Volunteers pitch in to re-paint Mildred Ave. K-8 School

Volunteer Cassidy Reilly. Tyler McManus photo.

Empowering People for Inclusive Communities (EPIC), a community service and leadership development group for youth with disabilities, held its fifth annual Boston Serve event on Saturday, Nov. 4 at the Mildred Ave. K-8 School in Mattapan.

EPIC’s group of young leaders, known as Service Warriors, was in control of the day as over 150 volunteers were divided into teams, each tasked with repainting walls inside certain classrooms.

At the end of the day, 16 classrooms were repainted. Also, 50 school supply kits were assembled for teachers by a designated group.

An opening ceremony preceded the service work. Speakers included State Sen. Linda Dorcena Forry, Mildred Ave. K-8 principal Andrew Rollins, Jeff Gentry, Director of Youth Services and Community Relations at Triangle, Inc. and current Service Warrior Jonah LeDuc.

“Your service makes a world of difference to our students, our school, and our community,” said Principal Rollins. “[Our students] will be parading in here at 7 a.m. Monday morning with smiles on their faces, and probably even brighter smiles when they get to their classrooms and see that they look much, much better than they did a day or two ago.”

Jeff Gentry touched on Triangle’s commitment to people with disabilities.

“This year, Triangle will help people with disabilities secure over 320 jobs in the community, and will provide comprehensive abuse prevention training through IMPACT:Ability for over 400 Boston Public School students,” Gentry said. “And one of the things we’re proudest of is we will graduate this class of Service Warriors in May and we will welcome another class of young leaders to lead the disability rights movement forward.”

Sen. Forry underlined the significance of the crowd’s choice to help others.

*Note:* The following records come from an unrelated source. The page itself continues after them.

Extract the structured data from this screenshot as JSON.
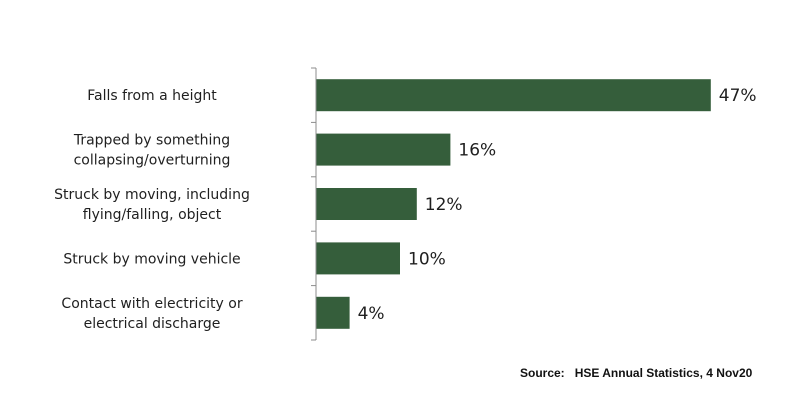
{
  "chart_data": {
    "type": "bar",
    "orientation": "horizontal",
    "categories": [
      [
        "Falls from a height"
      ],
      [
        "Trapped by something",
        "collapsing/overturning"
      ],
      [
        "Struck by moving, including",
        "flying/falling, object"
      ],
      [
        "Struck by moving vehicle"
      ],
      [
        "Contact with electricity or",
        "electrical discharge"
      ]
    ],
    "values": [
      47,
      16,
      12,
      10,
      4
    ],
    "value_labels": [
      "47%",
      "16%",
      "12%",
      "10%",
      "4%"
    ],
    "xlim": [
      0,
      50
    ],
    "grid": false,
    "bar_color": "#355e3b"
  },
  "source": {
    "label": "Source:",
    "text": "HSE Annual Statistics, 4 Nov20"
  }
}
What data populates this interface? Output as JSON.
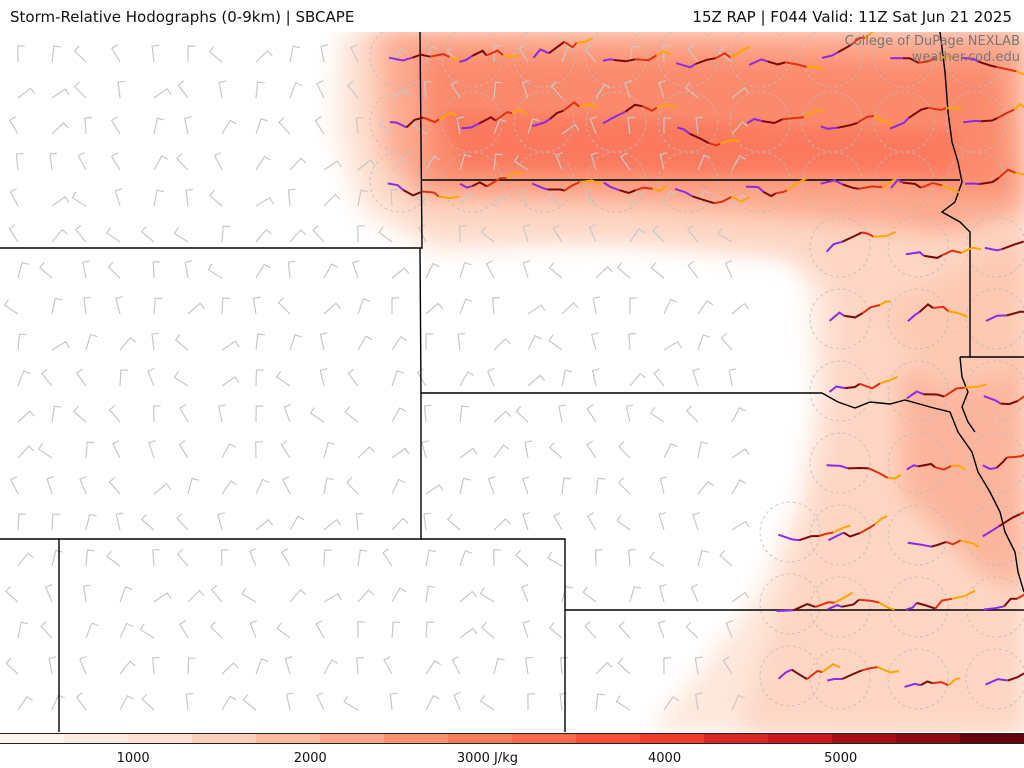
{
  "header": {
    "title_left": "Storm-Relative Hodographs (0-9km) | SBCAPE",
    "title_right": "15Z RAP | F044 Valid: 11Z Sat Jun 21 2025"
  },
  "credit": {
    "line1": "College of DuPage NEXLAB",
    "line2": "weather.cod.edu"
  },
  "colorbar": {
    "colors": [
      "#fff5f0",
      "#fee9df",
      "#fee0d2",
      "#fdd0bc",
      "#fcbba1",
      "#fca689",
      "#fc9272",
      "#fb7c5c",
      "#fb6a4a",
      "#f4503a",
      "#ef3b2c",
      "#d92723",
      "#cb181d",
      "#a50f15",
      "#8a0a11",
      "#67000d"
    ],
    "ticks": [
      {
        "label": "1000",
        "frac": 0.13
      },
      {
        "label": "2000",
        "frac": 0.303
      },
      {
        "label": "3000 J/kg",
        "frac": 0.476
      },
      {
        "label": "4000",
        "frac": 0.649
      },
      {
        "label": "5000",
        "frac": 0.821
      }
    ]
  },
  "icons": {
    "wind_barb": "wind-barb-icon",
    "hodograph": "hodograph-icon"
  }
}
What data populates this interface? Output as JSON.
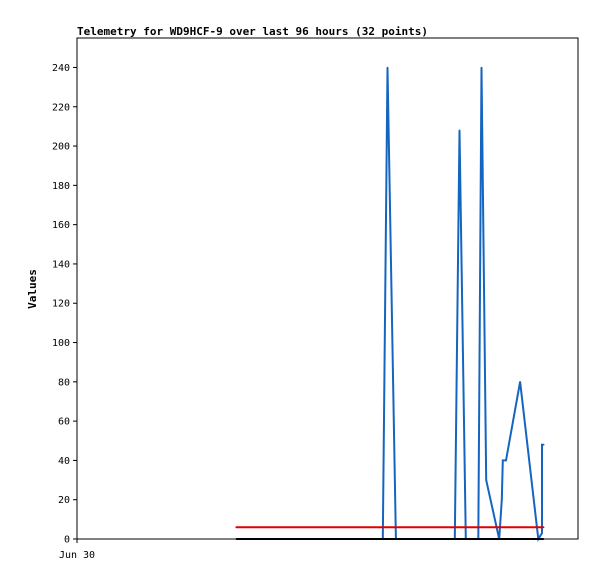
{
  "chart_data": {
    "type": "line",
    "title": "Telemetry for WD9HCF-9 over last 96 hours (32 points)",
    "xlabel": "",
    "ylabel": "Values",
    "x_tick_labels": [
      "Jun 30"
    ],
    "y_ticks": [
      0,
      20,
      40,
      60,
      80,
      100,
      120,
      140,
      160,
      180,
      200,
      220,
      240
    ],
    "xlim": [
      0,
      96
    ],
    "ylim": [
      0,
      255
    ],
    "grid": false,
    "legend": "none",
    "series": [
      {
        "color": "#1565c0",
        "x": [
          58.6,
          58.6,
          59.5,
          61.1,
          61.1,
          61.1,
          72.4,
          72.4,
          73.3,
          74.5,
          76.2,
          76.2,
          76.9,
          76.9,
          76.9,
          77.5,
          78.4,
          78.4,
          80.9,
          81.4,
          81.4,
          81.6,
          82.2,
          84.9,
          88.4,
          88.4,
          89.1,
          89.1,
          89.1,
          89.1,
          89.4,
          89.4
        ],
        "y": [
          0,
          0,
          240,
          0,
          0,
          0,
          0,
          0,
          208,
          0,
          0,
          0,
          0,
          0,
          0,
          240,
          30,
          30,
          0,
          20,
          20,
          40,
          40,
          80,
          0,
          0,
          3,
          3,
          48,
          48,
          48,
          48
        ]
      },
      {
        "color": "#e00000",
        "x": [
          30.5,
          89.4
        ],
        "y": [
          6,
          6
        ]
      },
      {
        "color": "#000000",
        "x": [
          30.5,
          89.4
        ],
        "y": [
          0,
          0
        ]
      }
    ]
  }
}
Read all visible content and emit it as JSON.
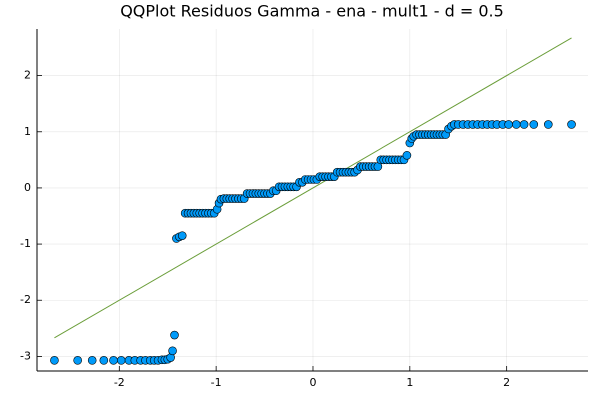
{
  "chart_data": {
    "type": "scatter",
    "title": "QQPlot Residuos Gamma - ena - mult1 - d = 0.5",
    "xlim": [
      -2.85,
      2.84
    ],
    "ylim": [
      -3.26,
      2.83
    ],
    "xticks": [
      -2,
      -1,
      0,
      1,
      2
    ],
    "yticks": [
      -3,
      -2,
      -1,
      0,
      1,
      2
    ],
    "grid": true,
    "points": {
      "color": "#009af9",
      "x": [
        -2.67,
        -2.43,
        -2.28,
        -2.16,
        -2.06,
        -1.98,
        -1.9,
        -1.84,
        -1.78,
        -1.73,
        -1.68,
        -1.64,
        -1.6,
        -1.56,
        -1.53,
        -1.5,
        -1.47,
        -1.45,
        -1.43,
        -1.41,
        -1.38,
        -1.35,
        -1.32,
        -1.29,
        -1.26,
        -1.23,
        -1.2,
        -1.17,
        -1.14,
        -1.11,
        -1.08,
        -1.05,
        -1.02,
        -0.99,
        -0.97,
        -0.95,
        -0.92,
        -0.89,
        -0.86,
        -0.83,
        -0.8,
        -0.77,
        -0.74,
        -0.71,
        -0.68,
        -0.65,
        -0.62,
        -0.59,
        -0.56,
        -0.53,
        -0.5,
        -0.47,
        -0.44,
        -0.41,
        -0.38,
        -0.35,
        -0.32,
        -0.29,
        -0.26,
        -0.23,
        -0.2,
        -0.17,
        -0.14,
        -0.11,
        -0.08,
        -0.05,
        -0.02,
        0.01,
        0.04,
        0.07,
        0.1,
        0.13,
        0.16,
        0.19,
        0.22,
        0.25,
        0.28,
        0.31,
        0.34,
        0.37,
        0.4,
        0.43,
        0.46,
        0.49,
        0.52,
        0.55,
        0.58,
        0.61,
        0.64,
        0.67,
        0.7,
        0.73,
        0.76,
        0.79,
        0.82,
        0.85,
        0.88,
        0.91,
        0.94,
        0.97,
        1.0,
        1.02,
        1.04,
        1.07,
        1.1,
        1.13,
        1.16,
        1.19,
        1.22,
        1.25,
        1.28,
        1.31,
        1.34,
        1.37,
        1.4,
        1.43,
        1.46,
        1.5,
        1.55,
        1.6,
        1.65,
        1.7,
        1.75,
        1.8,
        1.85,
        1.9,
        1.96,
        2.02,
        2.1,
        2.18,
        2.28,
        2.43,
        2.67
      ],
      "y": [
        -3.07,
        -3.07,
        -3.07,
        -3.07,
        -3.07,
        -3.07,
        -3.07,
        -3.07,
        -3.07,
        -3.07,
        -3.07,
        -3.07,
        -3.07,
        -3.06,
        -3.06,
        -3.05,
        -3.02,
        -2.9,
        -2.62,
        -0.9,
        -0.87,
        -0.85,
        -0.45,
        -0.45,
        -0.45,
        -0.45,
        -0.45,
        -0.45,
        -0.45,
        -0.45,
        -0.45,
        -0.45,
        -0.45,
        -0.38,
        -0.27,
        -0.2,
        -0.19,
        -0.19,
        -0.19,
        -0.19,
        -0.19,
        -0.19,
        -0.19,
        -0.19,
        -0.1,
        -0.1,
        -0.1,
        -0.1,
        -0.1,
        -0.1,
        -0.1,
        -0.1,
        -0.1,
        -0.05,
        -0.05,
        0.02,
        0.02,
        0.02,
        0.02,
        0.02,
        0.02,
        0.02,
        0.1,
        0.1,
        0.15,
        0.15,
        0.15,
        0.15,
        0.15,
        0.2,
        0.2,
        0.2,
        0.2,
        0.2,
        0.2,
        0.28,
        0.28,
        0.28,
        0.28,
        0.28,
        0.28,
        0.28,
        0.32,
        0.38,
        0.38,
        0.38,
        0.38,
        0.38,
        0.38,
        0.38,
        0.5,
        0.5,
        0.5,
        0.5,
        0.5,
        0.5,
        0.5,
        0.5,
        0.5,
        0.58,
        0.8,
        0.88,
        0.92,
        0.95,
        0.95,
        0.95,
        0.95,
        0.95,
        0.95,
        0.95,
        0.95,
        0.95,
        0.95,
        0.95,
        1.05,
        1.1,
        1.13,
        1.13,
        1.13,
        1.13,
        1.13,
        1.13,
        1.13,
        1.13,
        1.13,
        1.13,
        1.13,
        1.13,
        1.13,
        1.13,
        1.13,
        1.13,
        1.13
      ]
    },
    "reference_line": {
      "color": "#6b9e3a",
      "x": [
        -2.67,
        2.67
      ],
      "y": [
        -2.67,
        2.67
      ]
    }
  }
}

“You could be anywhere,” Forry said. “But you chose to be here, and to spend your time and energy helping others. And that’s what it’s about, isn’t it? It’s about helping others and seeing ourselves in other people…EPIC, you chose to use your ability to do this important work, and it will have a lasting effect on the people and the children in this community.”

Service Warrior Jonah LeDuc, student at Perkins School for the Blind in Watertown, impressed the crowd with his final thoughts.

“I became an EPIC Warrior because I wanted to make a difference in my community and be a part of a team that show its community that our disabilities do not define us,” he said. “We have gone to a food bank, assembled school supply kits, cleaned a park, and participated in many other activities to help the community. I feel very thankful to my God and to you that I am able to help, even if it is in small ways. It makes me very happy that as a team we are making the community a better place. If we set our minds to it, we can make a big impact.… It is great to know that we, the EPIC Service Warriors, are supported and we are not doing this alone.... Your contributions will make a big difference in a matter of hours for this school, and your fundraising effort will help us make our dream of building unity through our leadership and advocacy come true.”